Hoje, os GPUs da Nvidia alimentam praticamente toda a infraestrutura de IA generativa. Os maiores clusters de treinamento, nos quais modelos na escala de GPT e Gemini são treinados, são construídos em aceleradores da série H100 e seus sucessores. Inferência — o processo pelo qual um modelo treinado gera respostas em tempo real — também, na maioria absoluta dos casos, funciona em hardware da Nvidia.
Provedores de nuvem — Amazon Web Services, Microsoft Azure, Google Cloud — estão comprando chips por dezenas de milhares, e as filas de entrega se estendem por meses. A empresa se tornou efetivamente um gargalo para toda a indústria de IA: sem seus produtos é impossível nem treinar um novo modelo nem implantar um existente em escala industrial.
Mas é justamente nisso que reside o risco principal. O mercado já precificou nas ações da Nvidia expectativas colossais de crescimento. Os investidores operam com a suposição de que a demanda por aceleradores de IA crescerá exponencialmente por vários anos ainda. Qualquer sinal de desaceleração — seja uma redução nas taxas de crescimento de receita, orientações cautelosas da administração ou dicas de que os maiores clientes estão começando a otimizar gastos com infraestrutura — é capaz de provocar uma correção massiva. Além disso, não apenas das ações da Nvidia, mas de todo o setor de semicondutores e de startups de IA, cujas avaliações estão em grande parte vinculadas ao otimismo geral em torno da inteligência artificial.
Há também questões estruturais às quais o mercado aguarda respostas. A competição pelo mercado de chips de IA está se intensificando. AMD continua aumentando sua participação com aceleradores da série Instinct, Google está desenvolvendo seus próprios TPUs, Amazon está desenvolvendo chips Trainium, e dezenas de startups — de Cerebras a Groq — estão oferecendo arquiteturas alternativas otimizadas para tarefas específicas. Até agora, nenhum dos concorrentes da Nvidia conseguiu abalar seriamente seu domínio, mas a questão é por quanto tempo isso durará. Grandes empresas de nuvem têm interesse estratégico em diversificar fornecedores, e a cada trimestre investem bilhões no desenvolvimento de suas próprias soluções.
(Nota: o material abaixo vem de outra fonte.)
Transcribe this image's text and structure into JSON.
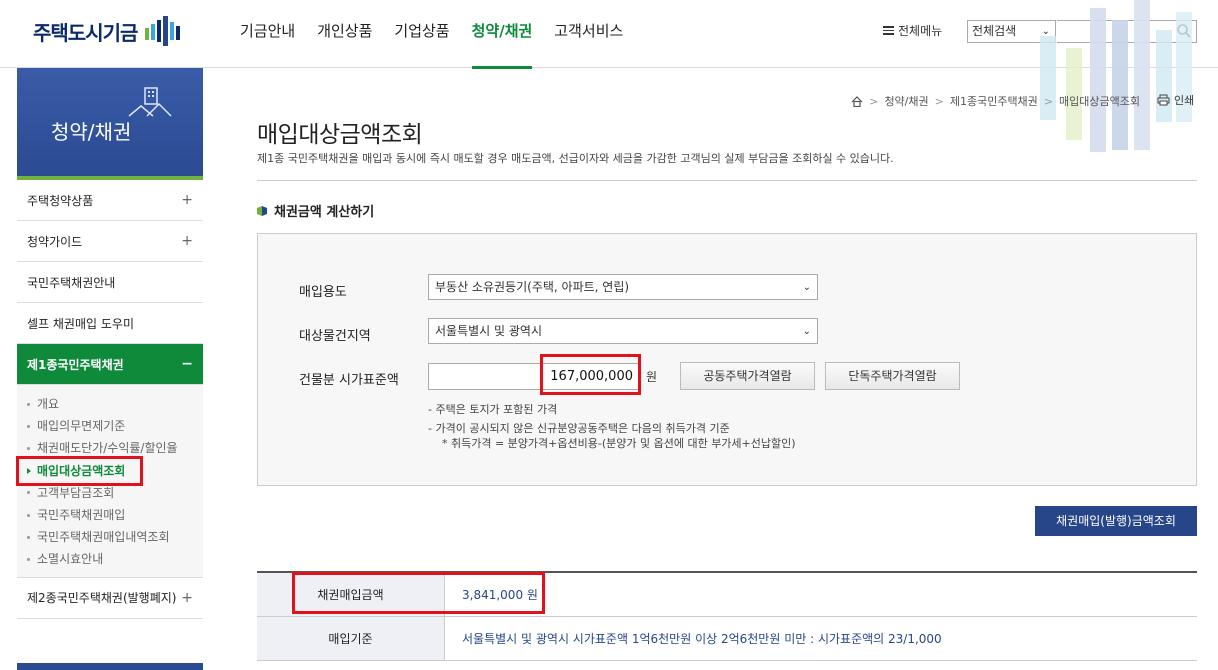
{
  "header": {
    "logo_text": "주택도시기금",
    "nav": [
      "기금안내",
      "개인상품",
      "기업상품",
      "청약/채권",
      "고객서비스"
    ],
    "active_nav_index": 3,
    "all_menu": "전체메뉴",
    "search_scope": "전체검색",
    "search_placeholder": ""
  },
  "sidebar": {
    "banner_title": "청약/채권",
    "items": [
      {
        "label": "주택청약상품",
        "toggle": "+"
      },
      {
        "label": "청약가이드",
        "toggle": "+"
      },
      {
        "label": "국민주택채권안내",
        "toggle": ""
      },
      {
        "label": "셀프 채권매입 도우미",
        "toggle": ""
      },
      {
        "label": "제1종국민주택채권",
        "toggle": "−"
      }
    ],
    "sub_items": [
      "개요",
      "매입의무면제기준",
      "채권매도단가/수익률/할인율",
      "매입대상금액조회",
      "고객부담금조회",
      "국민주택채권매입",
      "국민주택채권매입내역조회",
      "소멸시효안내"
    ],
    "active_sub_index": 3,
    "bottom_item": {
      "label": "제2종국민주택채권(발행폐지)",
      "toggle": "+"
    }
  },
  "breadcrumb": [
    "청약/채권",
    "제1종국민주택채권",
    "매입대상금액조회"
  ],
  "print_label": "인쇄",
  "page": {
    "title": "매입대상금액조회",
    "description": "제1종 국민주택채권을 매입과 동시에 즉시 매도할 경우 매도금액, 선급이자와 세금을 가감한 고객님의 실제 부담금을 조회하실 수 있습니다."
  },
  "section_title": "채권금액 계산하기",
  "form": {
    "purpose_label": "매입용도",
    "purpose_value": "부동산 소유권등기(주택, 아파트, 연립)",
    "region_label": "대상물건지역",
    "region_value": "서울특별시 및 광역시",
    "price_label": "건물분 시가표준액",
    "price_value": "167,000,000",
    "price_unit": "원",
    "btn_apt": "공동주택가격열람",
    "btn_house": "단독주택가격열람",
    "notes": [
      "- 주택은 토지가 포함된 가격",
      "- 가격이 공시되지 않은 신규분양공동주택은 다음의 취득가격 기준",
      "* 취득가격 = 분양가격+옵션비용-(분양가 및 옵션에 대한 부가세+선납할인)"
    ]
  },
  "calc_button": "채권매입(발행)금액조회",
  "result": {
    "amount_label": "채권매입금액",
    "amount_value": "3,841,000 원",
    "basis_label": "매입기준",
    "basis_value": "서울특별시 및 광역시 시가표준액 1억6천만원 이상 2억6천만원 미만 : 시가표준액의 23/1,000"
  },
  "colors": {
    "brand_blue": "#27468a",
    "accent_green": "#0f8a3b",
    "highlight_red": "#e0121e"
  }
}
Um tema separado é a geopolítica. As restrições de exportação dos EUA no fornecimento de chips avançados para a China continuam se endurecendo, e a Nvidia é forçada a equilibrar entre cumprir as sanções e manter acesso a um dos maiores mercados do mundo. Cada novo ciclo de restrições corta a empresa de receitas potenciais na casa de bilhões de dólares. No relatório, os investidores examinarão cuidadosamente a divisão geográfica de vendas e comentários da administração sobre o impacto do ambiente regulatório.
Há também uma questão mais fundamental: quão sustentável é a própria demanda por poder computacional para IA. Céticos apontam que uma parcela significativa das compras de GPU é financiada por capital de risco e orçamentos corporativos para experimentação. Se startups de IA não começarem a gerar receitas sustentáveis, e corporações não virem retornos convincentes em seus investimentos em inteligência artificial, a onda de compras pode recuar. Otimistas argumentam que estamos apenas no início de uma transformação comparável ao surgimento da internet, e os volumes de investimento atuais são apenas uma fração do que está por vir.
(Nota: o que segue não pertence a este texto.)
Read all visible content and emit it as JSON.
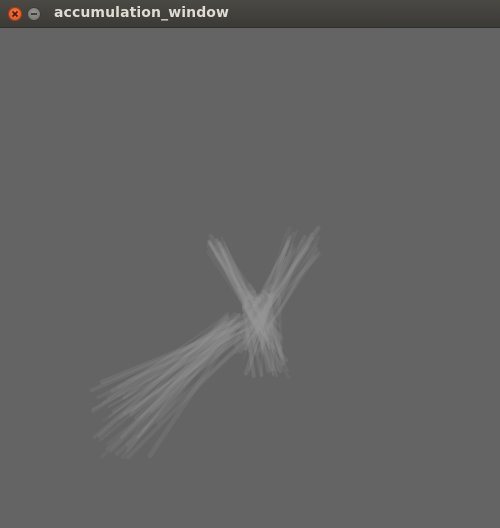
{
  "window": {
    "title": "accumulation_window"
  },
  "titlebar": {
    "close_icon": "close-icon",
    "minimize_icon": "minimize-icon"
  },
  "canvas": {
    "background_color": "#646464",
    "stroke_color": "#9a9a9a"
  }
}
O relatório trimestral da Nvidia não fornecerá uma resposta definitiva a todas essas perguntas. Mas será o indicador mais importante de onde o mercado de hardware de IA se encontra em seu ciclo — em um estágio de crescimento constante ou se aproximando de um pico de expectativas. Para toda a indústria de tecnologia, de gigantes do Vale do Silício a equipes de IA russas comprando poder computacional na nuvem, esses números terão consequências bem tangíveis. A Nvidia deixou de ser há muito tempo apenas uma fabricante de chips. Ela se tornou um barômetro da fé da humanidade no futuro da inteligência artificial.